Pepper Seared Catfish With Mushrooms, Pine Nuts, And Pancetta - cooking recipe

Ingredients
    2 catfish fillets
    1 1/2 teaspoons cracked black pepper
    1/4 ounce pancetta, diced and blanched (or regular bacon)
    1/4 cup shiitake mushroom
    1/4 cup oyster mushroom
    1/4 cup chanterelle mushroom
    1/4 ounce pine nuts, toasted
    2 teaspoons shallots
    1 teaspoon roasted garlic, pureed
    1 teaspoon lemon juice
    1 teaspoon fresh parsley
    1 teaspoon fresh thyme
    1 teaspoon fresh basil
    1 teaspoon fresh chives
    olive oil (for searing)
    salt
    fresh ground black pepper
Preparation
    Preheat oven to 325\u00b0F.
    Cut each catfish fillet into 2 portions.
    Season with salt and cracked black pepper.

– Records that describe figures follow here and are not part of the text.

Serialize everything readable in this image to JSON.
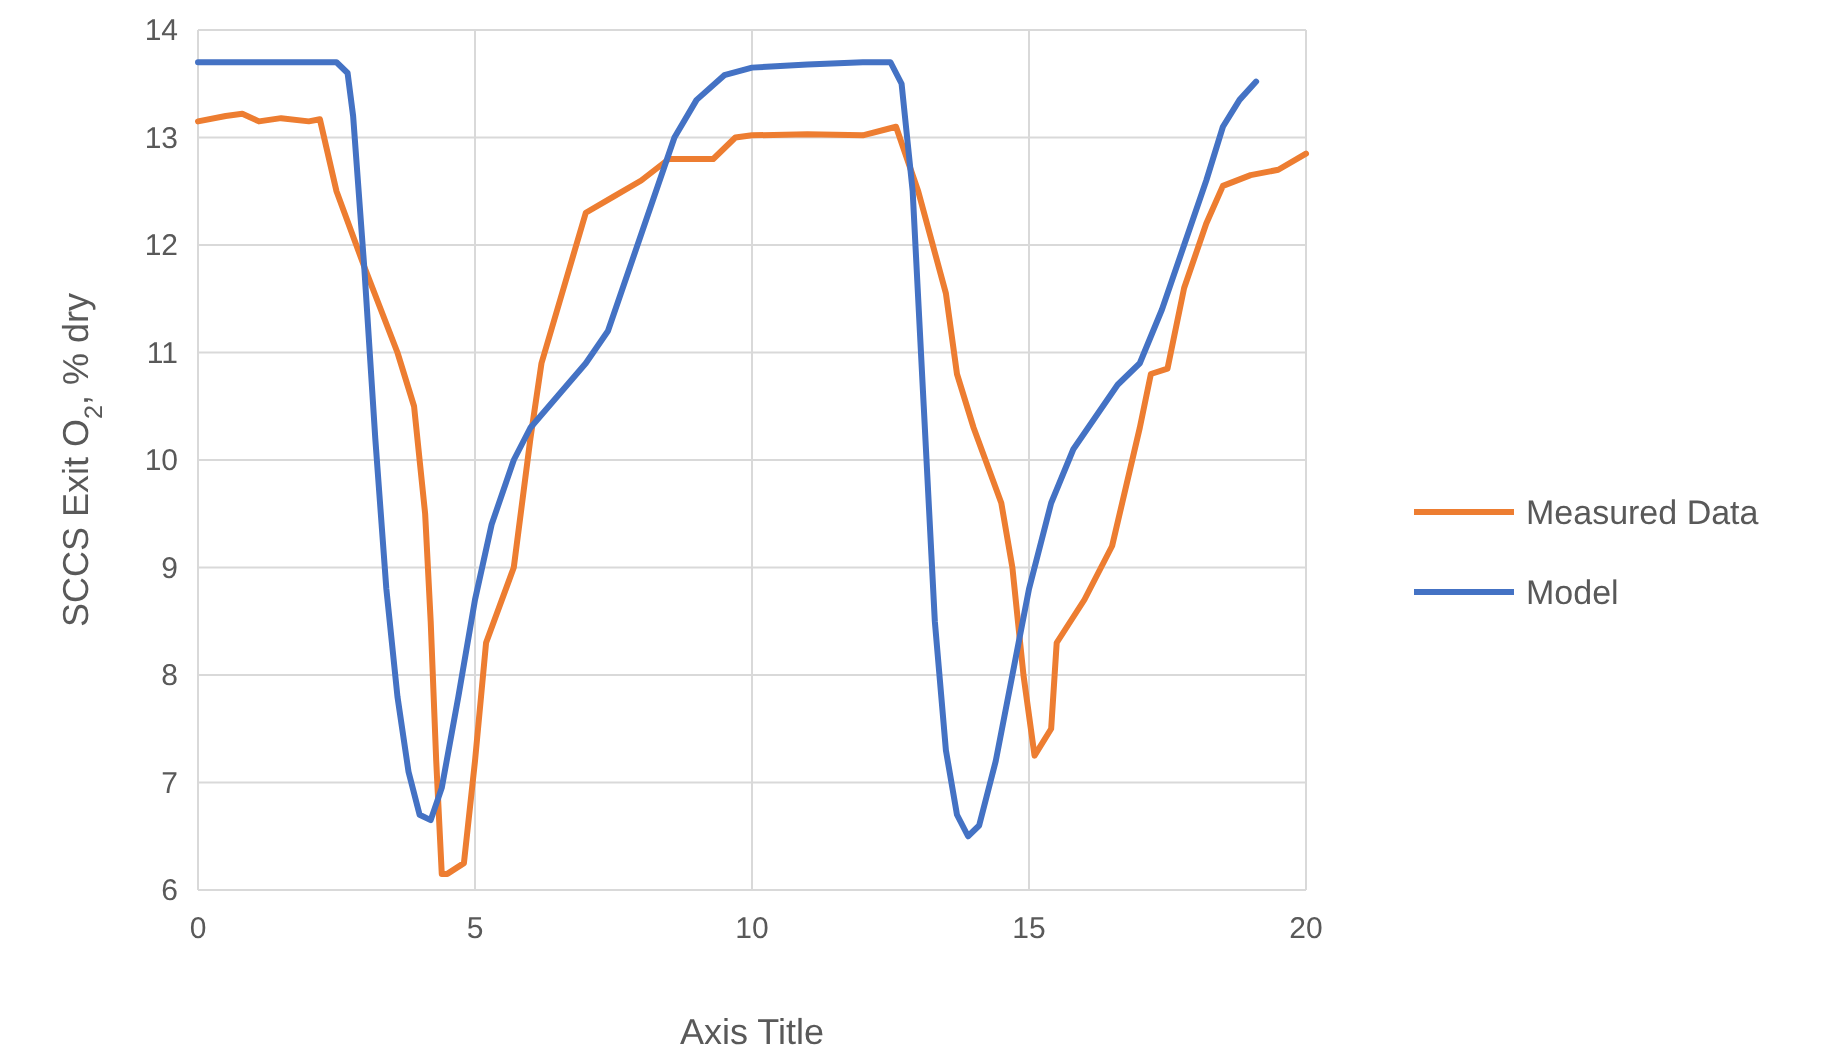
{
  "chart_data": {
    "type": "line",
    "xlabel": "Axis Title",
    "ylabel": "SCCS Exit O$_{2}$, % dry",
    "xlim": [
      0,
      20
    ],
    "xticks": [
      0,
      5,
      10,
      15,
      20
    ],
    "ylim": [
      6,
      14
    ],
    "yticks": [
      6,
      7,
      8,
      9,
      10,
      11,
      12,
      13,
      14
    ],
    "grid": true,
    "legend": "right",
    "marker": "none",
    "line_style": "solid",
    "series": [
      {
        "name": "Measured Data",
        "color": "#ed7d31",
        "x": [
          0,
          0.5,
          0.8,
          1.1,
          1.5,
          2.0,
          2.2,
          2.5,
          3.0,
          3.3,
          3.6,
          3.9,
          4.1,
          4.2,
          4.3,
          4.4,
          4.5,
          4.8,
          5.0,
          5.2,
          5.7,
          6.0,
          6.2,
          6.6,
          7.0,
          7.5,
          8.0,
          8.5,
          9.0,
          9.3,
          9.7,
          10.0,
          11.0,
          12.0,
          12.6,
          13.0,
          13.5,
          13.7,
          14.0,
          14.5,
          14.7,
          14.9,
          15.1,
          15.4,
          15.5,
          16.0,
          16.5,
          17.0,
          17.2,
          17.5,
          17.8,
          18.2,
          18.5,
          19.0,
          19.5,
          20.0
        ],
        "values": [
          13.15,
          13.2,
          13.22,
          13.15,
          13.18,
          13.15,
          13.17,
          12.5,
          11.8,
          11.4,
          11.0,
          10.5,
          9.5,
          8.5,
          7.2,
          6.15,
          6.15,
          6.25,
          7.2,
          8.3,
          9.0,
          10.2,
          10.9,
          11.6,
          12.3,
          12.45,
          12.6,
          12.8,
          12.8,
          12.8,
          13.0,
          13.02,
          13.03,
          13.02,
          13.1,
          12.5,
          11.55,
          10.8,
          10.3,
          9.6,
          9.0,
          8.0,
          7.25,
          7.5,
          8.3,
          8.7,
          9.2,
          10.3,
          10.8,
          10.85,
          11.6,
          12.2,
          12.55,
          12.65,
          12.7,
          12.85
        ]
      },
      {
        "name": "Model",
        "color": "#4472c4",
        "x": [
          0,
          2.5,
          2.7,
          2.8,
          3.0,
          3.2,
          3.4,
          3.6,
          3.8,
          4.0,
          4.2,
          4.4,
          4.7,
          5.0,
          5.3,
          5.7,
          6.0,
          6.5,
          7.0,
          7.4,
          7.8,
          8.2,
          8.6,
          9.0,
          9.5,
          10.0,
          11.0,
          12.0,
          12.5,
          12.7,
          12.9,
          13.1,
          13.3,
          13.5,
          13.7,
          13.9,
          14.1,
          14.4,
          14.7,
          15.0,
          15.4,
          15.8,
          16.2,
          16.6,
          17.0,
          17.4,
          17.8,
          18.2,
          18.5,
          18.8,
          19.1
        ],
        "values": [
          13.7,
          13.7,
          13.6,
          13.2,
          11.8,
          10.2,
          8.8,
          7.8,
          7.1,
          6.7,
          6.65,
          6.95,
          7.8,
          8.7,
          9.4,
          10.0,
          10.3,
          10.6,
          10.9,
          11.2,
          11.8,
          12.4,
          13.0,
          13.35,
          13.58,
          13.65,
          13.68,
          13.7,
          13.7,
          13.5,
          12.5,
          10.5,
          8.5,
          7.3,
          6.7,
          6.5,
          6.6,
          7.2,
          8.0,
          8.8,
          9.6,
          10.1,
          10.4,
          10.7,
          10.9,
          11.4,
          12.0,
          12.6,
          13.1,
          13.35,
          13.52
        ]
      }
    ]
  }
}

    In a medium saute pan heat the olive oil over medium-high heat.
    When the oil is hot, place the catfish pepper side down.
    Sear each side for 1- 2 minutes.
    Remove and place on a metal oven-proof dish and place in the oven for 3- 4 minutes or until no pink shows.
    In the reserved pan, saute the mushrooms for about 2- 3 minutes or until golden brown and crispy.
    Add the shallots and garlic and saute for 15- 25 seconds.
    Add the pine nuts, pancetta, lemon juice, fresh herbs, salt and pepper.
    Adjust seasonings to taste.
    Place the mushroom ragout (mixture) on a warm plate.
    Top with the catfish.
    Serve with grilled asparagus and sweet potato.